All of which I must do with stoic determinism. Or else, some wise crackin’, death wish desperado might ask sneeringly “that time of the month, huh?” Wrong fukin’ time of the month to ask that question, Romeo. Pass me the steak knives.


10 thoughts on “Lunatics

  1. kyknoord says:

    Damn. There’s that perspective thing again.

  2. dolceii says:

    Kyk, that time of the month, and perspective is just something artists use to make things (probably their wives) seem further away.

  3. 302 says:

    Why restrict yourself like that – you can be stoically determined where and when you want, it’s not all patriarchal biology or monthly cycles is it?

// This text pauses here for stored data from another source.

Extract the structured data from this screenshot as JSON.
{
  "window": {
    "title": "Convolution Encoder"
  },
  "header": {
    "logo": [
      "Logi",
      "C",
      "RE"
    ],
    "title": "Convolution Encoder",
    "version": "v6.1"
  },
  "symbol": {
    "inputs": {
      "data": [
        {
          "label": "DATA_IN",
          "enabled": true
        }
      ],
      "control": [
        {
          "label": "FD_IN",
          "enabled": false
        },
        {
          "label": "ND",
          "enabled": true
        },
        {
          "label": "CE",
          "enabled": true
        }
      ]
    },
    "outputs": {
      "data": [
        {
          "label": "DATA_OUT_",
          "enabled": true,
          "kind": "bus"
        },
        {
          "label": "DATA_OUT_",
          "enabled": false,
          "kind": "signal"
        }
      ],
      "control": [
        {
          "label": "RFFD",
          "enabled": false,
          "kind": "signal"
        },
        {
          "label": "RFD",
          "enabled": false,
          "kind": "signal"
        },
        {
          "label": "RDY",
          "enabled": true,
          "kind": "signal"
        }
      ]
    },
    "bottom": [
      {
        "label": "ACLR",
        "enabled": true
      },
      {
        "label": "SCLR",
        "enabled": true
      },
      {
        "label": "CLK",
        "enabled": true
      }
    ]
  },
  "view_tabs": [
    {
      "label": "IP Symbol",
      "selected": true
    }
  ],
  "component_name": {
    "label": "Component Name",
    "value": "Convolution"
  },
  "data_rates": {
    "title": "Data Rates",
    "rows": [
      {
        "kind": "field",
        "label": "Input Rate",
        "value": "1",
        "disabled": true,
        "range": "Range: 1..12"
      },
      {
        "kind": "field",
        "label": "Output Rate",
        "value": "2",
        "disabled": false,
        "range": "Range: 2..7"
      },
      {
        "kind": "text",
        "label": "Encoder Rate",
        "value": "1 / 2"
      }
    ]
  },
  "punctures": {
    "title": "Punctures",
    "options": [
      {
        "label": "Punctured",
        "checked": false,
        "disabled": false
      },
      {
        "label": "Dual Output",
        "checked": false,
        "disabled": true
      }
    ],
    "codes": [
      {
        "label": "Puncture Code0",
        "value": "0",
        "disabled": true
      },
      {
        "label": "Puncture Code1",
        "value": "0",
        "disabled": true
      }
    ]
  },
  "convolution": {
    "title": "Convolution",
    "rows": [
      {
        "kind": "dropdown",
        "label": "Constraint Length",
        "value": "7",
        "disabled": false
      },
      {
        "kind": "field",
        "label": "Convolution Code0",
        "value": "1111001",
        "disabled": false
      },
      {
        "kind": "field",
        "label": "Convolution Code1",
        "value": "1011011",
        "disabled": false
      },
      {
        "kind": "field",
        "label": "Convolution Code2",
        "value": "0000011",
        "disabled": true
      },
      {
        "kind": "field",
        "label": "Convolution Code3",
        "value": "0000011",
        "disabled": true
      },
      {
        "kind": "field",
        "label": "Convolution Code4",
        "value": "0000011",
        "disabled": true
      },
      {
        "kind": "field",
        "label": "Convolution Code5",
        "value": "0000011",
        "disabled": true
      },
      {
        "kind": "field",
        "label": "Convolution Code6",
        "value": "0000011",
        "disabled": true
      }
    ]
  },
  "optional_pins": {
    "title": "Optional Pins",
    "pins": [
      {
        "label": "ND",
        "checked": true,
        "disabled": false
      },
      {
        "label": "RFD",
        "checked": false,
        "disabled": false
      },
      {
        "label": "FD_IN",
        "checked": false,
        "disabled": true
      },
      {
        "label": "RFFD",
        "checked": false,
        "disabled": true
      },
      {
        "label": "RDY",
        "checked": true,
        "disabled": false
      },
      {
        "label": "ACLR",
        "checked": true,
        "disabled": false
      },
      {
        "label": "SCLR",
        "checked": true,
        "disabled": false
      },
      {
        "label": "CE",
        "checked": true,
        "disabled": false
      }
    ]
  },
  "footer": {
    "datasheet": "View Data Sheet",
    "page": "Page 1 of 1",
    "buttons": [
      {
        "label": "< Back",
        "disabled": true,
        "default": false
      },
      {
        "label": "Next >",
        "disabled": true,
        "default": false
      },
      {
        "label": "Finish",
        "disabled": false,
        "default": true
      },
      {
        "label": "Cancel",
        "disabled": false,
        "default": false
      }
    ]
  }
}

    But I do like your rationally progression from lunacy to violent tendandancies…

  4. dolceii says:

    Aaah. Lyrical 302. It ain’t that easy. Certain situations require gravity and focus. Not banshee howling and kung fu fuk you. And I’m not sure how rational that was. More like a spiralling wormhole of madness. Or something.


  5. kyknoord says:

    Indeed, although I was thinking more along the lines of how your visceral narrative allows me to view my rather inconsequential issues through a wider-angle lens.

  6. So Dolce, is oxymorons bad for the time of month?

    And might I ‘ave a word in your shell-like miss?

    Umm – this cosy little twosome chat ‘twixt thee and Kyk about one’s intimates ain’t quite permissable you know! No, err yes we have by-laws for this specific behaviour. Speaking of wormholes in conjunction with womens’ privates down under is liable to cause accidents on the motorway y’know.

    Now I suggest if you wish, you might want to follow the correct procedure to register a complaint. In order that his Almightyness might hear it or be prone to listen to your gripe and reflect some concern, he might consider a redesign of the aforementioned equipment.

    His Almightyness will need some ideas or input as we call it in the trade, as to what form or shape it should take and and indication as to location or placement on your person you would consider having it redesigned and replaced at.

    Meanwhile, keep it quiet as we do not want a run on this service so close to Christmas. If word gets out that you have had your propogation kit, drainage and G spot redesigned and relocated, gawd help us when the swarms of womenfolk decend on us demanding they have the same job done toosweet.

    We will never cope with the demand.


  7. Rox says:

    Dolce hun, I so totally hear you – I was also pondering the Crimson Tide, and thinking how ridiculous is it that not only do we have to suffer so much EVERY darn month, but we also have to be polite about it and act like it’s some mysterious ‘female problem’ and not a fucking PERIOD!

    P.S. You’d think i was riding the tide now the way i feel, but thank god it’s just tiredness and sickness of the non-hormonal type.

  8. dolceii says:

    Kyk > kak, you just didn’t want to fight with me in that state! 😉

    Bert > Dammit, sunshine. I’m in. Where do I sign up? Can I have my girly bits as a removable object – something I can pluck out when annoying etc?

    Crayola > Who you calling a sissy? Wanna take this outside? Huh? Huh?

    Rox > GIRL? Where have you been? How nice to see your lovely visage!! It is ridiculous. And I for one would like to go on strike. NO MORE CRIMSON TIDE!

  9. Rox says:

    I sort of took a breather of sorts, also had no internet for a while at home. Now I have my beloved iBurst and my darling laptop, and you can’t get me offline with a shotgun, lol.

    Yes, down with the tide, we don’t want no tide!